Warren Buffett’s Berkshire Hathaway reported a two-thirds drop in third-quarter profits compared to the same period last year, while its cash flow hit a new record despite rising share buybacks.
The sprawling conglomerate said on Saturday that its net profit fell to $ 10.34 billion, or $ 6,882 per Class A share, in the third quarter.
Berkshire’s operating profit, which Buffett prefers as a performance measure because it eliminates fluctuations in its stock portfolio, rose 18% from the previous year to $ 6.5 billion.
Even though the investment firm stepped up its share buybacks to buy back $ 7.6 billion of its own shares in the third quarter, bringing the nine-month total to just over $ 20 billion, its cash flow has hit a record $ 149 billion.
Some longtime investors have become frustrated with Buffett’s reluctance to close a big deal and cash in on Berkshire’s growing liquidity as the legendary investor has retreated to high valuations.
The conglomerate’s various business units have allowed it to take advantage of the vast economic recovery from the Covid-19 pandemic, but now leave it exposed to the subsequent challenges that the public health crisis has created.
Although operating revenue for its rail division increased 11.8% from a year ago to $ 4.59 billion, Berkshire acknowledged that the company “experienced material costs, freight and other higher inputs, “which she attributed to” ongoing disruptions “in global supply chains.
Berkshire also warned that it did not expect a significant increase in aerospace revenue or profits in the near term at Precision Castparts, the metal fabrication company purchased in 2016, due to disruption in the supply chain. supply and the continuing impact of the pandemic on commercial air travel.
Some of the company’s other activities, spanning housing, manufacturing and retail, paint a relatively robust picture of customer demand, but have also been affected by reduced input availability caused by disruptions along the way. the supply chain.

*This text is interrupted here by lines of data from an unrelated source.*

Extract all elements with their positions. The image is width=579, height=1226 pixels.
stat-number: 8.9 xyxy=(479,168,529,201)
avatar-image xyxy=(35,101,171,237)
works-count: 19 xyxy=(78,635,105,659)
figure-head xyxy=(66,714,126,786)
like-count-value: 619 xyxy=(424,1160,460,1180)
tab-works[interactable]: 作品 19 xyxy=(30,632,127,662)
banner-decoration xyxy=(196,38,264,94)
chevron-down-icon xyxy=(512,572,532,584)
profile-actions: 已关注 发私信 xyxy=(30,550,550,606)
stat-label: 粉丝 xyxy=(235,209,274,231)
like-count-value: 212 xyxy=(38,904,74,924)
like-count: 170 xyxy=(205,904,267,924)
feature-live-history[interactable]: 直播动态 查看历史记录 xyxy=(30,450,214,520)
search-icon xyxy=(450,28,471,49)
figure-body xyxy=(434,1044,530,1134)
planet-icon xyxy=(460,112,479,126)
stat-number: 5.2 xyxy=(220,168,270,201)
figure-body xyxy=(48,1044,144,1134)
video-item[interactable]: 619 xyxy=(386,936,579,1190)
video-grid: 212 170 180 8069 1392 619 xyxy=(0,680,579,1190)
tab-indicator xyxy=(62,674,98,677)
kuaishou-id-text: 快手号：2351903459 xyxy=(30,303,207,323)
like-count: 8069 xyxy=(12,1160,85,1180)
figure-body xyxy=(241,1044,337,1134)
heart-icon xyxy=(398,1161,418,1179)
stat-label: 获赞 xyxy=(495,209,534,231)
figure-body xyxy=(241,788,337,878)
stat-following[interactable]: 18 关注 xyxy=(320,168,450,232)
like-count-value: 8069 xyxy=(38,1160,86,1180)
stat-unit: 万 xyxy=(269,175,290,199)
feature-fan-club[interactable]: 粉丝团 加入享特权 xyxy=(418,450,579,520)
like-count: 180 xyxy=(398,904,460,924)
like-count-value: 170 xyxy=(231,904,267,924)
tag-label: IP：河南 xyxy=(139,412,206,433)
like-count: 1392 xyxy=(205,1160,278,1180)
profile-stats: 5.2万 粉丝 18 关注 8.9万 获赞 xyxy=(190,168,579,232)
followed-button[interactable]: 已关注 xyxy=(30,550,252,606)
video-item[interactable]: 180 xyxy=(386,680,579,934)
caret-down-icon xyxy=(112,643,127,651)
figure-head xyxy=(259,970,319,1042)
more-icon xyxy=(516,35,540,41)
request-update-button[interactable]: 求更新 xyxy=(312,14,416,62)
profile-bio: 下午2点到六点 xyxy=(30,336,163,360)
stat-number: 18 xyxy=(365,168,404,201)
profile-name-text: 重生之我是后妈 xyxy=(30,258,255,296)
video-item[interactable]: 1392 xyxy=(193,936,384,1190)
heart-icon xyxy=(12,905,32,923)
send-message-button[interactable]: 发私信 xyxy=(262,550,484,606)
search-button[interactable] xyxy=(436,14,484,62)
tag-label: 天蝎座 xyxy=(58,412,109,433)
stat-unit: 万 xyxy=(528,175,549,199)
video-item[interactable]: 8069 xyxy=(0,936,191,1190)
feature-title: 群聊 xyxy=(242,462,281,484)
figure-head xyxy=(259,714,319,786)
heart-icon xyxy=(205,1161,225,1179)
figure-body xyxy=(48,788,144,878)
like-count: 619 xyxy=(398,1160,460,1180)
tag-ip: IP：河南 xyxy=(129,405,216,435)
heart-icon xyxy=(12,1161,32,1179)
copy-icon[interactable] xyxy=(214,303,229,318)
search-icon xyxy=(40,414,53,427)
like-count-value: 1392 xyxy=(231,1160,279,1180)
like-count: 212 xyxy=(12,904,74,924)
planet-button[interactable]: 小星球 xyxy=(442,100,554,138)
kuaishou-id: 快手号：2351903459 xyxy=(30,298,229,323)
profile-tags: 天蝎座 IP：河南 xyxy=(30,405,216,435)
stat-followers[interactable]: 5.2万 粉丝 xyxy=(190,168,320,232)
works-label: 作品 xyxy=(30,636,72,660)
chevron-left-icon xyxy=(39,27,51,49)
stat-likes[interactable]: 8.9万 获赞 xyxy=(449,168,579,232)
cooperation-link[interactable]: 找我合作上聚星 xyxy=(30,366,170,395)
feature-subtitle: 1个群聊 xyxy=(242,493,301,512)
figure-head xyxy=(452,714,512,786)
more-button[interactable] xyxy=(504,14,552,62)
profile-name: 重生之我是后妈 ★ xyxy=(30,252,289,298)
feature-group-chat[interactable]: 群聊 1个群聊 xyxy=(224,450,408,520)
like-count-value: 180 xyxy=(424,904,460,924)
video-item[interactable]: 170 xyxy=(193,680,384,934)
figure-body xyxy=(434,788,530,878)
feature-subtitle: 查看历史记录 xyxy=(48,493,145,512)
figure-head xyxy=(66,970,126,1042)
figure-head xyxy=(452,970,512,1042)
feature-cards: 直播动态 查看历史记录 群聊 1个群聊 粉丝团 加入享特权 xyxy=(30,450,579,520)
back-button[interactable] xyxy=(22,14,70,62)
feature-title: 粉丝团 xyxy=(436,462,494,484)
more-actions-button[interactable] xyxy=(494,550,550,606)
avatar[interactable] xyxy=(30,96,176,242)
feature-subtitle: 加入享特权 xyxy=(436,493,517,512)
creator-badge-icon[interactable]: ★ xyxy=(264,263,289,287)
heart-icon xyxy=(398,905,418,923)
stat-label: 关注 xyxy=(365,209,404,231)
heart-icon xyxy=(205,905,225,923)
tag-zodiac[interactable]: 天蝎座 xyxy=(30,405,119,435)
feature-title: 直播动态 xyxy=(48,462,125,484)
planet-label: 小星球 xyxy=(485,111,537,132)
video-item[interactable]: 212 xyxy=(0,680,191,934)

One of the weak spots in performance was Berkshire’s insurance underwriting business, which saw losses increase to $ 784 million in the three months leading up to September due to catastrophic events such as the Hurricane Ida in the United States and flooding in Europe. However, insurance investment income edged up in the third quarter to $ 1.2 billion from $ 1 billion in the same period last year.
Berkshire’s Class A shares have risen 26.3% so far this year, on par with the benchmark S&P 500.
The fair value of Berkshire’s equity investments rose less than 1% to $ 310.7 billion between June 30 and the end of September. About 70 percent of the value of this portfolio is made up of four companies; American Express, Apple, Bank of America and Coca-Cola.
Berkshire said it held $ 128.4 billion in Apple shares at the end of September, up from $ 124.3 billion at the end of June and marking the largest increase in this quartet. Coke investment was the only one of the four to decline in the September quarter.